Being a park ranger is more than helping Smokey the Bear prevent forest fires.
NOC Enid social science student Carson Combest will take a job as a summer ranger with the United States Army Corps of Engineers at Kaw Lake.
Combest, an Eagle Scout in the Boy Scouts of America, was introduced to the job through one of his instructors.
Combest’s supervisor and lead ranger of the Kaw Lake Project, Dakota Allison, will direct Combest in collecting data, operating equipment and communicating with the general public.
“Carson will have a variety of duties to assist the operation and maintenance of the Kaw Lake Project, but specifically his responsibility is to patrol the project land and waters to ensure regulation compliance, public safety, environmental protection, and to assist the visiting public,” Allison said.

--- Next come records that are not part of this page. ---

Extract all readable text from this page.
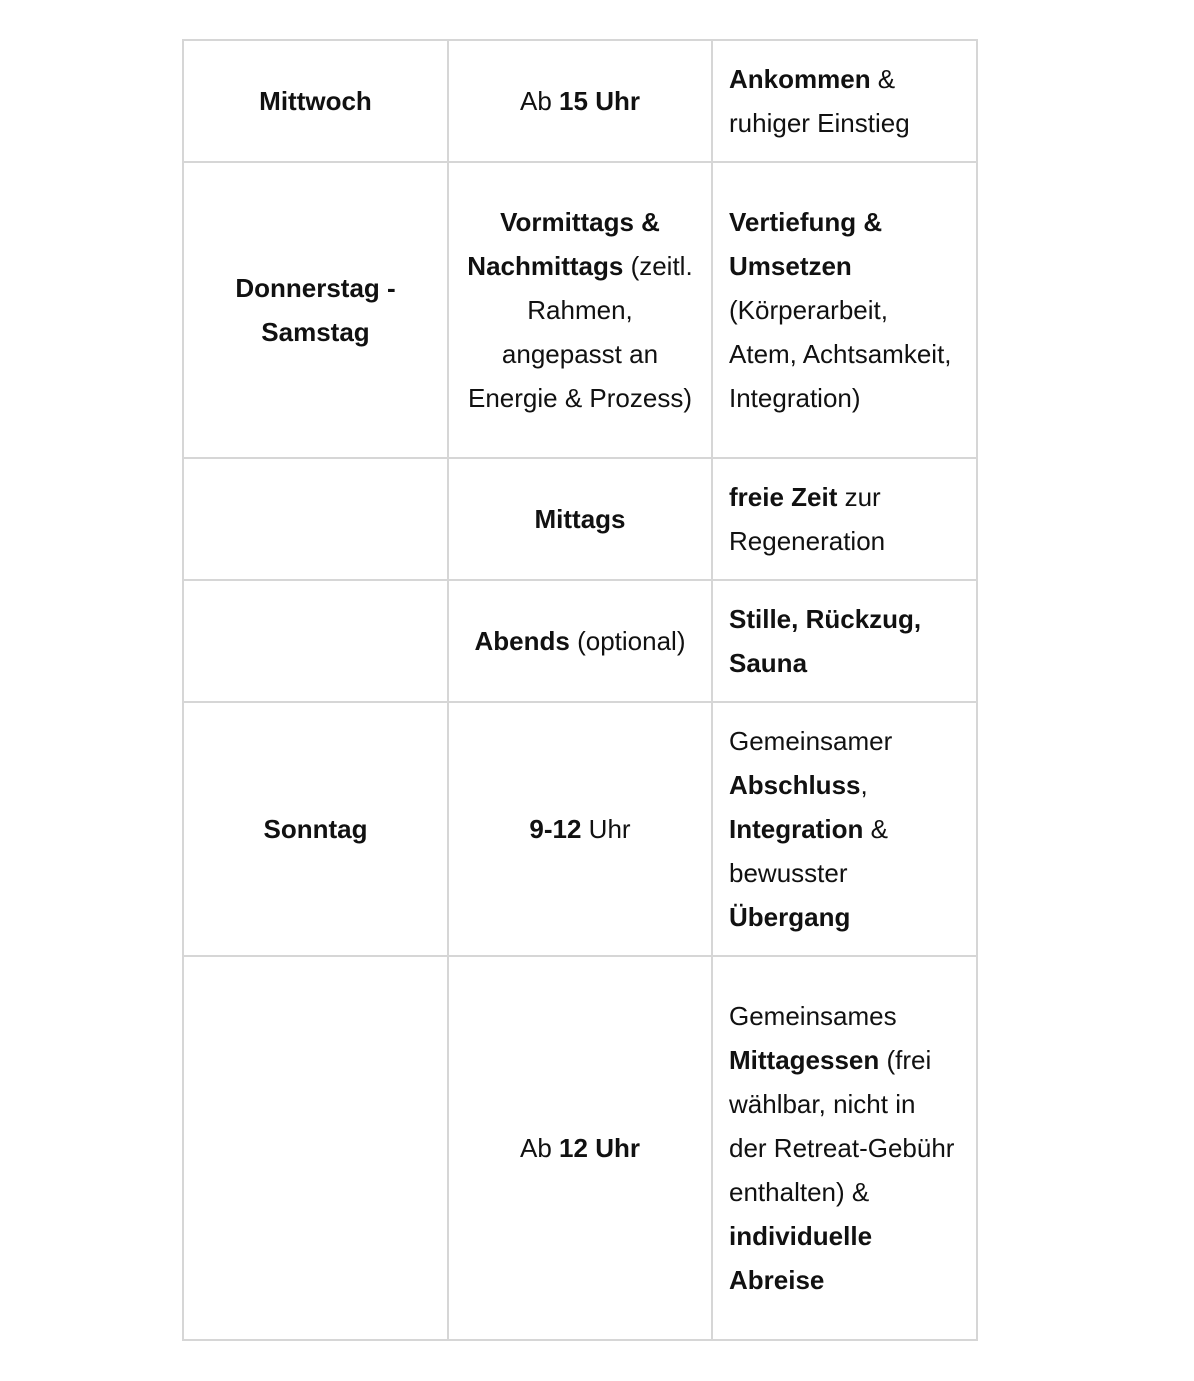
Mittwoch	Ab 15 Uhr	Ankommen & ruhiger Einstieg
Donnerstag - Samstag	Vormittags & Nachmittags (zeitl. Rahmen, angepasst an Energie & Prozess)	Vertiefung & Umsetzen (Körperarbeit, Atem, Achtsamkeit, Integration)
	Mittags	freie Zeit zur Regeneration
	Abends (optional)	Stille, Rückzug, Sauna
Sonntag	9-12 Uhr	Gemeinsamer Abschluss, Integration & bewusster Übergang
	Ab 12 Uhr	Gemeinsames Mittagessen (frei wählbar, nicht in der Retreat-Gebühr enthalten) & individuelle Abreise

The Kaw Lake Project is a pipeline project for flood control, water supply, water quality, recreation and fish and wildlife.
The pipeline project is expected to be completed within the next five to seven years, according to the City of Enid website. Currently, phase one of the pipeline project is underway.
Park rangers, who generally work for municipal parks departments, state park systems or for the nation park service may have job duties that encompass law enforcement or protective services.
“I hope to gain life skills and experience from a job that has always been on my list of dream jobs. This will allow me to use my training as an Eagle Scout and as a current EMT student to better help those using the lake and its areas,” Combest said.
Combest’s education at NOC Enid and his Scouts appointment has helped him prepare for the ranger assignment and future jobs.
“We hope all of our temporary employees take away an understanding of the Corps mission and the value we serve to the nation,” Allison said.
For more information about internships or service learning opportunities, call Dr. Rae Ann Kruse at 580.628.6341.
Next time you visit a state park or lake, know that a lot of behind the scenes work is put in to keeping those areas clean, safe and protected for you and your family.
And remember, only you can prevent forest fires.